Posted at 2:00 PM, Jul 26, 2022
and last updated 2022-07-26 16:03:34-04

BOISE, Idaho — Idahoans are by nature outdoorsy. But how long could you last outdoors alone?

Every week on 'Alone' viewers tune into The History Channel to watch as survivalists challenge themselves in some of the most hostile and unforgiving places on earth.

Courtesy: The History Channel

Each time 10 contestants start. But only one wins the coveted $500,000 prize.

Courtesy: The History Channel

This season, two Idahoans and eight others left behind their modern lives and conveniences and traveled to Labrador, Canada — sharing space with polar bears, plunging temperatures and the temptation to just call it quits.

"I had no doubt that this was something I could do," said Karie Lee Knoke.

Courtesy: The History Channel

Knoke is from Sandpoint, Idaho and has lived in Idaho for 25 years. Since the show is still airing, Knoke cannot reveal who came out on top — yet.

But Idaho News 6 did ask, what prompted her to join the cast of Season 9.

"(History Channel) approached me a long time ago to apply and I am just getting on Season 9. It’s been the perfect season for me to be on. The timing was just right," she said.

Courtesy: The History Channel

Perfect timing for the primitive skills expert, who has a connection to the land that dates back to the early frontier.

"I have roots in Washington, Oregon, and Idaho, which was the Pacific Northwest Territory. My ancestors moved here six generations ago in 1830s," she said, "My dad used to take us backpacking when I was six months old."

Week after week, viewers watch as Knoke hunts and gathers and makes the most of a home she quickly grows to love.

"I felt right at home as soon as I got there," she said,

She hopes her presence on the show proves you don’t have to be the strongest to stay the longest.
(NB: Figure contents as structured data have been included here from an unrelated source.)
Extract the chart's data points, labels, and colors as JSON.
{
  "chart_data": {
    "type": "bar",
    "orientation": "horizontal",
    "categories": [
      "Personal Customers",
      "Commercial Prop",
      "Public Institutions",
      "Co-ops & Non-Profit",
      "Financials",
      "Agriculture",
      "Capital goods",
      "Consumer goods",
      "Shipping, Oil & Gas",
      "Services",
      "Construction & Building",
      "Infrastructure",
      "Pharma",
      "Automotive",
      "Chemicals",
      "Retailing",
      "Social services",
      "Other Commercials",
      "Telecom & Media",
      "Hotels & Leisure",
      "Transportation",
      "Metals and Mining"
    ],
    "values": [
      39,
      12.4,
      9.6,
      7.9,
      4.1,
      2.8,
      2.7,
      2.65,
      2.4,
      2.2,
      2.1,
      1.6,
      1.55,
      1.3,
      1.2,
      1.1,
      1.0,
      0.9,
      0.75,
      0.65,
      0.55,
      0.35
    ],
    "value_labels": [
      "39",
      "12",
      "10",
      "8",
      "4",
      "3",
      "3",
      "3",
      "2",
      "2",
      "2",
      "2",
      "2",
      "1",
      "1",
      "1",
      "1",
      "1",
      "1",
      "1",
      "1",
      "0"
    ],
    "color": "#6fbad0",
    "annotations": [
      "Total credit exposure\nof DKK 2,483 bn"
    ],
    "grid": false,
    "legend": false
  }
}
"I encourage any woman who has a desire to do it to try it and just start practicing skills, learning primitive skills and survival skills, bushwhacking skills, all of it."

So will she win, or will she tap out? That remains to be seen. Still, Knoke said pushing herself, meeting fellow survivalists, and connecting to the natural world means she’s already a winner and never truly alone.